Once you are in the Azure Virtual Desktop blade, you will need to select the Custom image templates option from the left hand menu.
Create a Custom Image
The same rule still applies here, you cannot currently update an image template. However, you will see as you go through the UI Selection options, it will give you the ability to select a previous template to use as a base. We won’t cover that here, but I wanted to make you aware of it.
- Click Add custom image template from the ribbon
- Enter the follwing information on the basic pane;
- Template Name: The name you wish to call the image template
- Import from existing template: If you have a previous template you wish to use as a base, select it here, other wise select No
- Subscription: The subscription your resource group is in
- Resource Group: The resource group you created in the Foundations post
- Location: The region you wish to deploy the image to
- Managed Identity: The Managed Identity created in the Foundations post
- On the Source Image pane, enter the following details;
- Source Type: For this post we will be using a Platform Image, but if you have other image types you can explore them here.
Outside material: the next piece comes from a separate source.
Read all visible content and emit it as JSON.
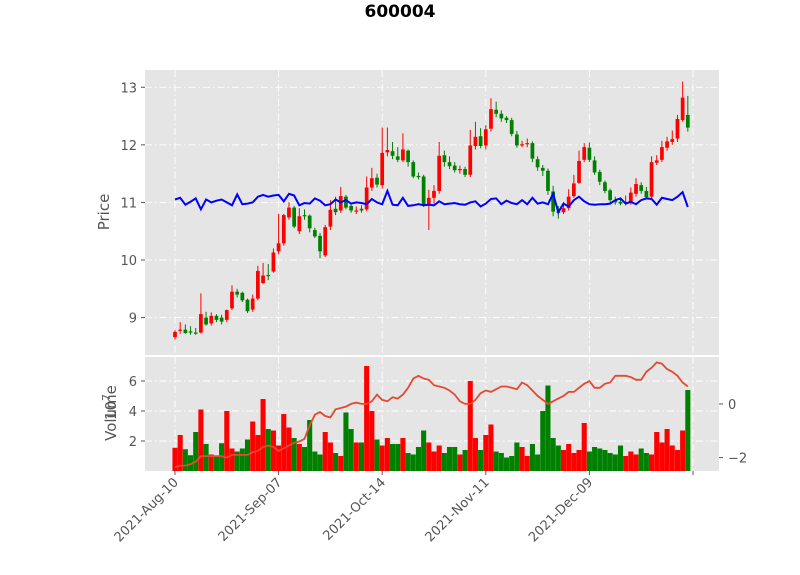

- Select Image: Select the image you wish to use as a base for your custom image (If you choose a Windows 10 Image, I recommend using the ones appended with Gen2)
- On the Distribution Targets pane, enter the following details, and then click Next;
- Managed Image: Select this option as this is what we are focusing on in this post
- Resource Group: Select the resource group you created in the Foundations post
- Image Name: The name you wish to call the image
- Location: The region you wish to deploy the image to
- Run output name: The name you wish to call the run output
On the Build Properties Pane, we can leave all options as default. However, this is where you could add a VNET, increase the size of the packer VM to improve build speed etc. for now we can just click Next.
Ok, now we are onto the Customizations pane, this is where you will add in links to your scripts, or use the built-in scripts to help tailor the experience for your needs. Feel free to play around here and then click Next.
Add any tags you wish to add to the image, and then click Next.
Review the information you have entered, and then click Create.
Once you click create, you will be taken back to the Custom Image Templates blade, and you will see your new template being created, this normally only takes a few minutes, but the image is not quite ready at this point.
Once the template status changes to to Success, you can select the template and then click Run from the ribbon.
This process creation time can vary, it all depends on the customisations you have added, and the size of the image you are creating, go grab a coffee and come back in a little while.
Uploading the Image to Windows 365
A little while later… we can finally upload the image to Windows 365.
Lets start by heading over to the Intune Console and then head to the Devices Windows 365 blade.
From here we need to select the Custom Images tab, and then click Add from the ribbon. The configuration menu will appear to the right of the screen, where you should enter the following information;
- Image Name: The display name of the image in Windows 365
- Image Version: A version number for the image, I use the date format, for example 22.05.26.
- Subscription: The subscription your image is in
- Source Image: The image you created in the previous section
Once you have entered the information, click Add and you will see the image appear in the list, once the upload completes, the status will change to Upload successful and be available for selection in the provisioning policy.
I love that this is now making image creation more accessible to admins, however I find this the most labour intensive process as with the PowerShell and DevOps options, you can automate the process, and not have to worry about checking the status of the image creation & upload.
I hope you have enjoyed this series, and I hope it has helped you on your journey to Windows 365 with Custom Images.